Le Matin est un tigre de Constance Joly

Histoire d’une cicatrice, histoire d’une fusion, histoire d’un amour, trop puissant pour qu’il soit sans conséquence, Le matin est un tigre est le récit du refus de la résignation, l’histoire d’une résilience.

Voici la quatrième de couverture :

Depuis quelques mois, la vie d’Alma se hérisse de piquants. Sa fille souffre d’un mal étrange et s’étiole de jour en jour. Tous les traitements échouent, et les médecins parlent de tumeur. Mais Alma n’y croit pas. Elle a l’intuition qu’un chardon pousse à l’intérieur de la poitrine de son enfant. On a beau lui dire, son mari le premier, que la vie n’est pas un roman de Boris Vian, Alma n’en démord pas.
À quelques heures d’une opération périlleuse, son intuition persiste. Il ne faut pas intervenir. C’est autre chose qui peut sauver sa fille. Elle, peut-être ?

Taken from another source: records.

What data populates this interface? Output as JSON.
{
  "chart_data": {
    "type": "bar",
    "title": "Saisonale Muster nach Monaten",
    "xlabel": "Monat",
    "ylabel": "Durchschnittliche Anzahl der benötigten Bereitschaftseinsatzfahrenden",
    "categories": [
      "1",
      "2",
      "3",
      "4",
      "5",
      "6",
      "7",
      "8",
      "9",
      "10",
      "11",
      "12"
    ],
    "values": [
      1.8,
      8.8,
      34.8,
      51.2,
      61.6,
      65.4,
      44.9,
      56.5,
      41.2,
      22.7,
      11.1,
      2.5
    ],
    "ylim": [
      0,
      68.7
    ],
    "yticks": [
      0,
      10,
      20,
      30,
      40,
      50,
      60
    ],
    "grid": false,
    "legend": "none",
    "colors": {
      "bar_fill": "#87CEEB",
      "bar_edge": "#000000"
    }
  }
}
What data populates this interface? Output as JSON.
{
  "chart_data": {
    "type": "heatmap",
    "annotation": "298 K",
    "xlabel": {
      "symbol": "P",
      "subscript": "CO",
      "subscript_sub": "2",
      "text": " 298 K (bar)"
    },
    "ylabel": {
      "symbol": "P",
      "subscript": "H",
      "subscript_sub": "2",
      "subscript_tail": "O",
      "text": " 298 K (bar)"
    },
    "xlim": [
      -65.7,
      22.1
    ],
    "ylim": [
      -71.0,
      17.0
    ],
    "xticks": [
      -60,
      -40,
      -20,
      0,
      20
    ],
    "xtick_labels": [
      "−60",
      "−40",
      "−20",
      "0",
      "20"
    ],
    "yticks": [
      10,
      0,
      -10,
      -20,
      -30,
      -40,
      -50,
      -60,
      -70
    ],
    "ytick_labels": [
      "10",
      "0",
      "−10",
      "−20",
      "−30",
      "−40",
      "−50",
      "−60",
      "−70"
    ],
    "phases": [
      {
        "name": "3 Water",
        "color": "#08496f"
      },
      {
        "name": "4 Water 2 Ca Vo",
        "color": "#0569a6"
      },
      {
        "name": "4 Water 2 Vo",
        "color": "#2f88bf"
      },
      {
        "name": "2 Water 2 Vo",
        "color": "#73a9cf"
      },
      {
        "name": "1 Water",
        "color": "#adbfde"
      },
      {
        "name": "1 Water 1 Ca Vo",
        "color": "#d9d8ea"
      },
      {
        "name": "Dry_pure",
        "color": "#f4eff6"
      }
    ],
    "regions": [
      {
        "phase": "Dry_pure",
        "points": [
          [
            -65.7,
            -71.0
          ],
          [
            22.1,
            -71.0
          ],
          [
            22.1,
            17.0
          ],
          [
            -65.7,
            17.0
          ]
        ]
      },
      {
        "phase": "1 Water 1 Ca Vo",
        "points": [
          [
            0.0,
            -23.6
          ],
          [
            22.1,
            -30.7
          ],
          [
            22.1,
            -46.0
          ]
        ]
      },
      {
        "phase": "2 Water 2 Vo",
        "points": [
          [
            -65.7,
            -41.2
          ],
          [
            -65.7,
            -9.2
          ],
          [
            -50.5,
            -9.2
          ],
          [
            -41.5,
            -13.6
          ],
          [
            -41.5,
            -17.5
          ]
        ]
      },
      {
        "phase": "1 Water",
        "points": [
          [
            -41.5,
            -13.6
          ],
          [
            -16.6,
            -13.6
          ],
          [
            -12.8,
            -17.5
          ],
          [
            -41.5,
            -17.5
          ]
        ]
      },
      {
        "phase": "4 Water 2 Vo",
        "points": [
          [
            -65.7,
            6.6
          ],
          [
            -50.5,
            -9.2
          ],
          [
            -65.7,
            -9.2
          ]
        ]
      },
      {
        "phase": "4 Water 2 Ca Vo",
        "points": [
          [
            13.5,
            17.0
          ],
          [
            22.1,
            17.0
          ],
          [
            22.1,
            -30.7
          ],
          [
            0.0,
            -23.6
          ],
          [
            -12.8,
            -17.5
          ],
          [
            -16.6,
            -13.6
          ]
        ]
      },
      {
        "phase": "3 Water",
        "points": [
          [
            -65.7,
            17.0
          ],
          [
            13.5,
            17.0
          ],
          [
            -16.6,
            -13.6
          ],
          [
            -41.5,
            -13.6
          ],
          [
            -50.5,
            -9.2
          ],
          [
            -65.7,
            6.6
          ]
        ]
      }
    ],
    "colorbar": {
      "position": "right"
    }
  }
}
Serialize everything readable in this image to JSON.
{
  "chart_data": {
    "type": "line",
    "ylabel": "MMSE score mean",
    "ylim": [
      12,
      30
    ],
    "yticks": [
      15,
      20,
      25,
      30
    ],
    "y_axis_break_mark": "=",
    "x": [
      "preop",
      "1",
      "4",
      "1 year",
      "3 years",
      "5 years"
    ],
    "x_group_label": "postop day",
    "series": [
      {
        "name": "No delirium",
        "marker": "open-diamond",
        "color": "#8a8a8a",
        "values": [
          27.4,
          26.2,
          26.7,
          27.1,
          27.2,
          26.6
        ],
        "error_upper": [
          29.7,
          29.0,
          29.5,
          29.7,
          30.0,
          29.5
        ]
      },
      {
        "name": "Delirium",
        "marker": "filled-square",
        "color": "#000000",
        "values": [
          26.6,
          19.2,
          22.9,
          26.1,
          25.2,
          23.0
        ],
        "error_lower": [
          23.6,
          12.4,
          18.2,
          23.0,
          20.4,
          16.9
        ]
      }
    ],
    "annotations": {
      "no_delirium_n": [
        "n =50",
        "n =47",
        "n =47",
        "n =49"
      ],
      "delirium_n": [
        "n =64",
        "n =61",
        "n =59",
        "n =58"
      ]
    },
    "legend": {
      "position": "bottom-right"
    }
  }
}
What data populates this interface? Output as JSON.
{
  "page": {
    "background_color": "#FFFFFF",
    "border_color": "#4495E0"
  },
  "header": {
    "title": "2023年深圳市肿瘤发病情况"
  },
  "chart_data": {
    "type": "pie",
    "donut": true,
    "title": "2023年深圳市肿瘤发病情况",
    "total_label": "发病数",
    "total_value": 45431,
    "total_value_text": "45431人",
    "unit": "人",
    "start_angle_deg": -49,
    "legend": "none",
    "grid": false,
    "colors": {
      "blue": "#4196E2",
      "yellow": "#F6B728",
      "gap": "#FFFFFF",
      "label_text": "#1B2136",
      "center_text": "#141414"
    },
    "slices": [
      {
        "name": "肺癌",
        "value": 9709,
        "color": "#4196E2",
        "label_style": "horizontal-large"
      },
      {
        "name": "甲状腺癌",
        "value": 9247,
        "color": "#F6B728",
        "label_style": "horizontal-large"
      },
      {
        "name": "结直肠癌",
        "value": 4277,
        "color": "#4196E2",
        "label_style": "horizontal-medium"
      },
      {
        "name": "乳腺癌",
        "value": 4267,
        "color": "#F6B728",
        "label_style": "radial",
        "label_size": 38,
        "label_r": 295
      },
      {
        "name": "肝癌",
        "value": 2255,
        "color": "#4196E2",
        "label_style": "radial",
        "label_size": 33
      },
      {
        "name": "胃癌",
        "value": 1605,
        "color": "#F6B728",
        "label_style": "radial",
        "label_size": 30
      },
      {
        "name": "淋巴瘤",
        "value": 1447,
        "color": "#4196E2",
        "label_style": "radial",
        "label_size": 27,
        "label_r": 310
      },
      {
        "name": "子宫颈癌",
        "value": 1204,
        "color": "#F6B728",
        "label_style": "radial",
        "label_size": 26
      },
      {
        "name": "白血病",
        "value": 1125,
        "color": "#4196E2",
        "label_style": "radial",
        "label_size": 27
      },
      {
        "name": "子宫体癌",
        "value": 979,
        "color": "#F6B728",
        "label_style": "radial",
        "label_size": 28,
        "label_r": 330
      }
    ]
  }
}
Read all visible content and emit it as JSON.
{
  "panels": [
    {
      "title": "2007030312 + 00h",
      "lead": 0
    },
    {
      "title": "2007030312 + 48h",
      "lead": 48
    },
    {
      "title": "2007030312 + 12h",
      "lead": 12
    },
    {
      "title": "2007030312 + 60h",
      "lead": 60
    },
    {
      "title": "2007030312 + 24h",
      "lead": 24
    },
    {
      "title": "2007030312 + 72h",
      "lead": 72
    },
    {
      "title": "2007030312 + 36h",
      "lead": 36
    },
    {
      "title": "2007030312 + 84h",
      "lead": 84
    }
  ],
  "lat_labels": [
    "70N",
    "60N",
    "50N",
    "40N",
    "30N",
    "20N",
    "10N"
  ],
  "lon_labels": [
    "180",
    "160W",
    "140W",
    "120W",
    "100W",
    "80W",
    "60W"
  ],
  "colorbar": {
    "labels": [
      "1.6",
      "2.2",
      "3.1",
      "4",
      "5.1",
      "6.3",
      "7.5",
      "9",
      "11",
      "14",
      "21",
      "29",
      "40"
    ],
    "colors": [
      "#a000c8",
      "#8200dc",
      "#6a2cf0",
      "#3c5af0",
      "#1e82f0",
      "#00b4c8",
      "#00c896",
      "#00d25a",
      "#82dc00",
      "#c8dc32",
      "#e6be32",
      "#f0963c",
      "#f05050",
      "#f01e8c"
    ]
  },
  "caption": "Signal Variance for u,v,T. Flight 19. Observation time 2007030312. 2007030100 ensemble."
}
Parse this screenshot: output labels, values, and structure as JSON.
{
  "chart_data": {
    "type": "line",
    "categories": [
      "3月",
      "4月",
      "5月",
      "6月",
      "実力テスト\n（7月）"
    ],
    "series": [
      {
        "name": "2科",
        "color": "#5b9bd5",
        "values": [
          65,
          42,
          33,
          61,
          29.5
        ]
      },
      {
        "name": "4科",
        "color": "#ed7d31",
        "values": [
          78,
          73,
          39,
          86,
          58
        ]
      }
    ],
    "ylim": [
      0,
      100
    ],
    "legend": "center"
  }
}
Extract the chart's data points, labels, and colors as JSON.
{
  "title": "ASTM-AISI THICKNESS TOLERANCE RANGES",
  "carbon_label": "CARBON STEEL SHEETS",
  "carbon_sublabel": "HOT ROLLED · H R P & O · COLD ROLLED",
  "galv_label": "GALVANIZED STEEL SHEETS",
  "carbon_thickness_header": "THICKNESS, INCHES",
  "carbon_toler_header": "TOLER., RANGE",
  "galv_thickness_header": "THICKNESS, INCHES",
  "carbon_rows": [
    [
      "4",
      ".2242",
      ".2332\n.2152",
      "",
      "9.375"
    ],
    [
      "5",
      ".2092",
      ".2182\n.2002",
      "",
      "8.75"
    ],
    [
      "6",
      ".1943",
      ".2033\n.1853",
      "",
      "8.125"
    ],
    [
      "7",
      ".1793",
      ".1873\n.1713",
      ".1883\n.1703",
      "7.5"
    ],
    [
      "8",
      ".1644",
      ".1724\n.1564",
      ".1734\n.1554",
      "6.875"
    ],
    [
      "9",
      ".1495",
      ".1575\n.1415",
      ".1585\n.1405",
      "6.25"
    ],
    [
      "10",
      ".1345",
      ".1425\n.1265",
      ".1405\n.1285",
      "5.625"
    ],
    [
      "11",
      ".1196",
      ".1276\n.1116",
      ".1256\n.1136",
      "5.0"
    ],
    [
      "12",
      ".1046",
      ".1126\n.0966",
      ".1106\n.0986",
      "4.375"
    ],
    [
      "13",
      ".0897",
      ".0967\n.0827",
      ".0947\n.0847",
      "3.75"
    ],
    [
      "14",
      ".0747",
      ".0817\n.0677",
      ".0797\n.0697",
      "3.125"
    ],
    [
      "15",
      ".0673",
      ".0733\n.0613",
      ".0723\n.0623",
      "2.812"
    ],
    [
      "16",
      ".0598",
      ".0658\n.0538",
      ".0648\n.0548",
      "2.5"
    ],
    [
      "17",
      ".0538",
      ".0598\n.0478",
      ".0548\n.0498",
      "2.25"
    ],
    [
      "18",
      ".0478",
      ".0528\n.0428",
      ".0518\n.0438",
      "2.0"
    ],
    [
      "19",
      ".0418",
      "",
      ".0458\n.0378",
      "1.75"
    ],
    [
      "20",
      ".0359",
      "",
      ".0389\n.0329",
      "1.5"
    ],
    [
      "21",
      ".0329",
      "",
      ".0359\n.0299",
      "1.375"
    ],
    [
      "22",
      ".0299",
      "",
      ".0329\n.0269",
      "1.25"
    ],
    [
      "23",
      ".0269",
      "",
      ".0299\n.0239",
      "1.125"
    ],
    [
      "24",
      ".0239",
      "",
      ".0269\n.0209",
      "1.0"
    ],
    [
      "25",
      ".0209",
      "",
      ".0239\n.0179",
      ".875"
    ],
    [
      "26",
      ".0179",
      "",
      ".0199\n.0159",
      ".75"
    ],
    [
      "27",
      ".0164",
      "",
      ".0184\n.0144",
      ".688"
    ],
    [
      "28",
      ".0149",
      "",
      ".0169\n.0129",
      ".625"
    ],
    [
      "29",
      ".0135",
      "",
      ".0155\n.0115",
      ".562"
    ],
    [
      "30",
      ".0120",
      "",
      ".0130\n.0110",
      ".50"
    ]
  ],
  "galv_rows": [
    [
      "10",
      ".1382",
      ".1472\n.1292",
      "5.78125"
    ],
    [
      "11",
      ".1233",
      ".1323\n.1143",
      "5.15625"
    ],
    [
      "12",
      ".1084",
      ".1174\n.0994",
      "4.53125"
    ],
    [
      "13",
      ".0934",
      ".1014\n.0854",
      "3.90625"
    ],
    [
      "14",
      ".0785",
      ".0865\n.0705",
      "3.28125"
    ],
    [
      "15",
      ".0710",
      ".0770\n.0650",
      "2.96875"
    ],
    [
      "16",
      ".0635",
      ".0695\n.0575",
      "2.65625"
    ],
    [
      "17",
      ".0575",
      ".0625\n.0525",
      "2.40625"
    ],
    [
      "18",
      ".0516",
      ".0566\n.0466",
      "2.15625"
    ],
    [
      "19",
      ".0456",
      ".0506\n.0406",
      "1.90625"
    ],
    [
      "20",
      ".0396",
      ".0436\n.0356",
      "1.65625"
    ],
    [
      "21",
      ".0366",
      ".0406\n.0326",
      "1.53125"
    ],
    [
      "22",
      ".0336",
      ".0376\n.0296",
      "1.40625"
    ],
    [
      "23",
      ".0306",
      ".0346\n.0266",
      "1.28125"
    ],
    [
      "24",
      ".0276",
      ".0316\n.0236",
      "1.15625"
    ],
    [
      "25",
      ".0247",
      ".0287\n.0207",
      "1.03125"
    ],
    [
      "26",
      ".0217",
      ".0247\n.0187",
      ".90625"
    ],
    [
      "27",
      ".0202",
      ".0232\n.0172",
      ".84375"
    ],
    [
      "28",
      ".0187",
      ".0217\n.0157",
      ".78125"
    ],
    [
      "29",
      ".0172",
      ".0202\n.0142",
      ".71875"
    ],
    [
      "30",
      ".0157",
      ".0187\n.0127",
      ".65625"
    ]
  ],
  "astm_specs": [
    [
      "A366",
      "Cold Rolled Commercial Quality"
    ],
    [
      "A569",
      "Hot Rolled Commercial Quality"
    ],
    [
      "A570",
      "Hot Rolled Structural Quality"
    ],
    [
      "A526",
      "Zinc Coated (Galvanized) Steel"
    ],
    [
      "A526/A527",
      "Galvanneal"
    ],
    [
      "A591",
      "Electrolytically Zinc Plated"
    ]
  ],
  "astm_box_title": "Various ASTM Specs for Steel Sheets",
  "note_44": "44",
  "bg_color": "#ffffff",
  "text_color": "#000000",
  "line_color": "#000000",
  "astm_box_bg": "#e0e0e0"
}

Alma est une femme à part : pour vivre, pour survivre, elle se réfugie dans le rêve, celui dans lequel sa fille Billie n’a pas une tumeur mais un chardon qui pousse dans ses poumons, dans lequel son mari et elle ne font plus l’amour mais savent qu’ils s’aiment. Quand la réalité devient trop oppressante, Alma est tentée de fuir ; heureusement, une opportunité s’offre à elle et l’invite au voyage.

Pendant cette parenthèse en solitaire, Alma va prendre conscience de beaucoup de choses. Ce qui est touchant dans ce roman, c’est cette articulation entre l’onirique et le réel qui embarque Alma et le lecteur dans un univers aux frontières troubles, dont l’humain ne disparaît pourtant jamais.

Les maladies trouvent leur explication dans des traités de botanique du XIXe siècle, le rôle de la psychanalyste est tenu par une aventurière de fiction Chicago May et les signes sont lus dans les poèmes. Pourtant, c’est bien grâce à son introspection, grâce à l’exploration de ses limites physiques qu’Alma va prendre conscience du poids qu’elle fait peser sur sa fille. En se libérant de ses chaînes, elle la libère de sa maladie.

C’est un livre touchant, qui aurait pu l’être davantage. Je regrette que l’on n’entre pas assez dans l’intimité de cette relation mère-fille décrite comme exclusive. On ne parvient pas à s’attacher à Billie, à comprendre la force de ce lien fusionnel qui transcende la distance et la maladie. Tout est très symbolique dans ce texte qui, de manière très juste, renvoie à L’Ecume des jours de Boris Vian, mais les symboles dépassent la réalité, la rendent chimérique, au point qu’elle perd en intensité. J’ai finalement été plus émue par l’amour que se portent Alma et son mari qui continuent à se soutenir, à se battre dans les épreuves qui jonchent leur vie, apparemment si parfaite.

Ce fut, malgré ce bémol, une lecture agréable, prenante. On veut croire que Billie peut guérir si on laisse la fleur éclore, on espère que l’opération ne sera pas fatale à cette jeune adolescente et par rayonnement, à ses parents. Les mots sont justes, poétiques et admirablement orchestrés, nous conduisant, comme l’héroïne elle-même, dans un monde parallèle à celui que nous connaissons, parallèle mais jamais déconnecté. C’est une invitation au voyage, un voyage onirique mais profondément humain.